Forschung: Brustvergrößerung durch Hormontherapie häufig enttäuschend

Posted on Februar 16, 2018 by chief content officer

Transfrauen, die eine Hormontherapie machen, könnten kleinere Brüste bekommen als erwartet. Dies geht aus einer europäischen Studie hervor, die 229 Transgender-Menschen während ihrer Angleichung begleitete.

Die Forscher begleiteten sie ab dem Beginn ihrer Hormontherapie ein Jahr lang. Alle waren Patientinnen aus den Niederlanden, Belgien und Italien. Sie wurden sowohl mit Antiandrogenen (reduzieren die männlichen Sexualhormone) als auch mit Östrogenen (stimulieren die weiblichen Sexualhormone) behandelt.

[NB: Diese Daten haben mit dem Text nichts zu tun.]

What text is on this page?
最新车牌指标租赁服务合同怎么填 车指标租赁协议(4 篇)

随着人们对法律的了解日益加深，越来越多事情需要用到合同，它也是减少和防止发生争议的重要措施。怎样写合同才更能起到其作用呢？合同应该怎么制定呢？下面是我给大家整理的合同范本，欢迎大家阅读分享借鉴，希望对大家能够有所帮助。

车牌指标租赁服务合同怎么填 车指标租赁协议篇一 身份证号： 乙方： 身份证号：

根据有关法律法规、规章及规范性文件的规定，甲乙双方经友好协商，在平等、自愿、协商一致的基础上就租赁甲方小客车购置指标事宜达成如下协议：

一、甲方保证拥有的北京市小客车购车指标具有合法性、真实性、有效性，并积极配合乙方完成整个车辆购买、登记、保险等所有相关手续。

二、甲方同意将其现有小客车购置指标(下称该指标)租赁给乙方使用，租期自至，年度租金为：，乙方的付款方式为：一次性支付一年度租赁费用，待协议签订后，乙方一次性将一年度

Dr. Christel de Blok, eine der Autorinnen der Studie, sagte der Nachrichtenagentur Reuters, dass die Transfrauen häufig hohe Erwartungen an das Brustwachstum hätten. Doch die Ergebnisse seien für viele enttäuschend.

Eine Körbchengröße bei weniger als 10 Prozent

Nach einem Jahr zeigte sich bei nur 21 der 229 Transfrauen eine Vergrößerung der Brust auf Körbchengröße A. Das sind weniger als 10 Prozent der Teilnehmerinnen.


Bei etwa der Hälfte der Transfrauen wuchsen die Brüste nach einem Jahr auf eine Körbchengröße von weniger als AAA an. Ungefähr 26 Prozent hatten die BH-Größe AAA und 14 Prozent AA.

In den ersten sechs Monaten der Therapie war das Brustwachstum am stärksten. Die Größe der Brüste bei Therapiebeginn hatte keinen Einfluss auf das weitere Wachstum. Die Frage, ob die Frauen während der Angleichung an Gewicht zu- oder abnahmen spielte keine Rolle.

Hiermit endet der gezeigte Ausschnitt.